We have also extracted a corpus of 147 million HTML tables that contain structured data describing countries, cities, artists, movies, songs, products, as well as other types of entities (Link to web tables). This table corpus can be useful input for generating large-scale knowledge bases, such as the Google Knowledge Graph, or for improving NLP methods.

Extraction Framework

As we are strong believers in the potential of the Common Crawl, we also provide the extraction framework for download that we used to generate the datasets. In addition to the data that we provide, any interested party can adapt the framework to their needs and extract the data form the Common Crawl that is required for its task at hand.

Bio: Robert Meusel Robert Meusel is Ph.D. candidate at the Data and Web Science Group of the University of Mannheim. Before joining the research group in 2012, he was working for a Web personalization startup. His research focuses on Web data profiling where he is specialized in the analysis of entities in web pages annotated with markup languages such as RDFa, Microformats, and Microdata.

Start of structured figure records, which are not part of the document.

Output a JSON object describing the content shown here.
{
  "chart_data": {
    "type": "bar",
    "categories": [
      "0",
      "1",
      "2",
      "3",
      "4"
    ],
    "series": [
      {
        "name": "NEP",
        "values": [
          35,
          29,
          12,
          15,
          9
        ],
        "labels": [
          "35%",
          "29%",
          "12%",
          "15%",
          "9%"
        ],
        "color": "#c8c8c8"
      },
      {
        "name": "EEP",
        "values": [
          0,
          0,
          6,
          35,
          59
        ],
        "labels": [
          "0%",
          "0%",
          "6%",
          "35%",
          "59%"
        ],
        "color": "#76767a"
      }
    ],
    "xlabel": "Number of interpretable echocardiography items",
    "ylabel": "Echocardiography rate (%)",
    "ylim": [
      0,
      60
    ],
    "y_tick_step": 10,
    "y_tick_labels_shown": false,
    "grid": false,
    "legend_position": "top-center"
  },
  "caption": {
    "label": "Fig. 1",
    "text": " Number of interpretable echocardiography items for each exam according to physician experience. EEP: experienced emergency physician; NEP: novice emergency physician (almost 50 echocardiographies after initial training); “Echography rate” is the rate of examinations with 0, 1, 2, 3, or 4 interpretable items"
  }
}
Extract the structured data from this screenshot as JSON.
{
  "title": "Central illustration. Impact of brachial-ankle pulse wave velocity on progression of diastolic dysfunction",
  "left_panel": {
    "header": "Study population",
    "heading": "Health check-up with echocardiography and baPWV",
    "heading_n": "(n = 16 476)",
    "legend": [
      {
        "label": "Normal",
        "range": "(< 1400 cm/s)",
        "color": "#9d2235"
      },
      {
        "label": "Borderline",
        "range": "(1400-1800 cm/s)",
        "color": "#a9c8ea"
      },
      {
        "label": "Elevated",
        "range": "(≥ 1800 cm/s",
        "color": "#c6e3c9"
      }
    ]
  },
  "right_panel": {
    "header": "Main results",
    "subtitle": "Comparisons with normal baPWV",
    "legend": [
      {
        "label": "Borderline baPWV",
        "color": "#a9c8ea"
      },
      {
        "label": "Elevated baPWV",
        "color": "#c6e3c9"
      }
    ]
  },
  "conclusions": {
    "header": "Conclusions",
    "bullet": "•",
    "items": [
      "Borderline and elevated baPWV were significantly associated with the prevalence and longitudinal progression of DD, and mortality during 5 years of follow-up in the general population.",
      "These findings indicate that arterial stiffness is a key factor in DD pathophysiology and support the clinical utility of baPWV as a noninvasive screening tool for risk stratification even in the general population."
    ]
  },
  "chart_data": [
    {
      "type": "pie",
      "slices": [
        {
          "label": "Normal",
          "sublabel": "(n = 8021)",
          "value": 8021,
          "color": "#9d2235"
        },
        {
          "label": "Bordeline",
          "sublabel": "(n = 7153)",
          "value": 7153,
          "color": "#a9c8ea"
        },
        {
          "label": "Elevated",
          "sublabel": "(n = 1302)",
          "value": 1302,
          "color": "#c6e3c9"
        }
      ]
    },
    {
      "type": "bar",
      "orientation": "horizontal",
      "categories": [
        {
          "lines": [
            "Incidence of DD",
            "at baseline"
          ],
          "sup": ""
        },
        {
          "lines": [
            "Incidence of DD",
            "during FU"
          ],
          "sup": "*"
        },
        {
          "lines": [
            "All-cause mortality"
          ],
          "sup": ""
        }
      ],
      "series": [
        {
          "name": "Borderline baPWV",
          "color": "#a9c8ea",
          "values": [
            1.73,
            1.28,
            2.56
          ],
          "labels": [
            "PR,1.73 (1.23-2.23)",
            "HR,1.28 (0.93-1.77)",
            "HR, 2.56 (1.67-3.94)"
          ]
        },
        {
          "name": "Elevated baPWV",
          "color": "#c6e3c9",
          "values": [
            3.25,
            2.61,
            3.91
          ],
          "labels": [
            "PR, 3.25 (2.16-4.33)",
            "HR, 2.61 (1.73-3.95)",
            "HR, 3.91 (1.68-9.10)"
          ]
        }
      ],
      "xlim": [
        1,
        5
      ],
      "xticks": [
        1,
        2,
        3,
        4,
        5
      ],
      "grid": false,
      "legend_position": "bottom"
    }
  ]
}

He is one of the key persons behind the WebDataCommons project, mainly responsible for the structured data and hyperlink graph datasets and their analysis.

Christian Bizer Prof. Christian Bizer is part of the Data and Web Science Group at the University of Mannheim. He explores technical and empirical questions concerning the development of global, decentralized information environments. Christian Bizer has initialized the W3C Linking Open Data effort which is interlinking large numbers of data sources on the Web and has co-founded the DBpedia project which derives a comprehensive knowledge base from Wikipedia.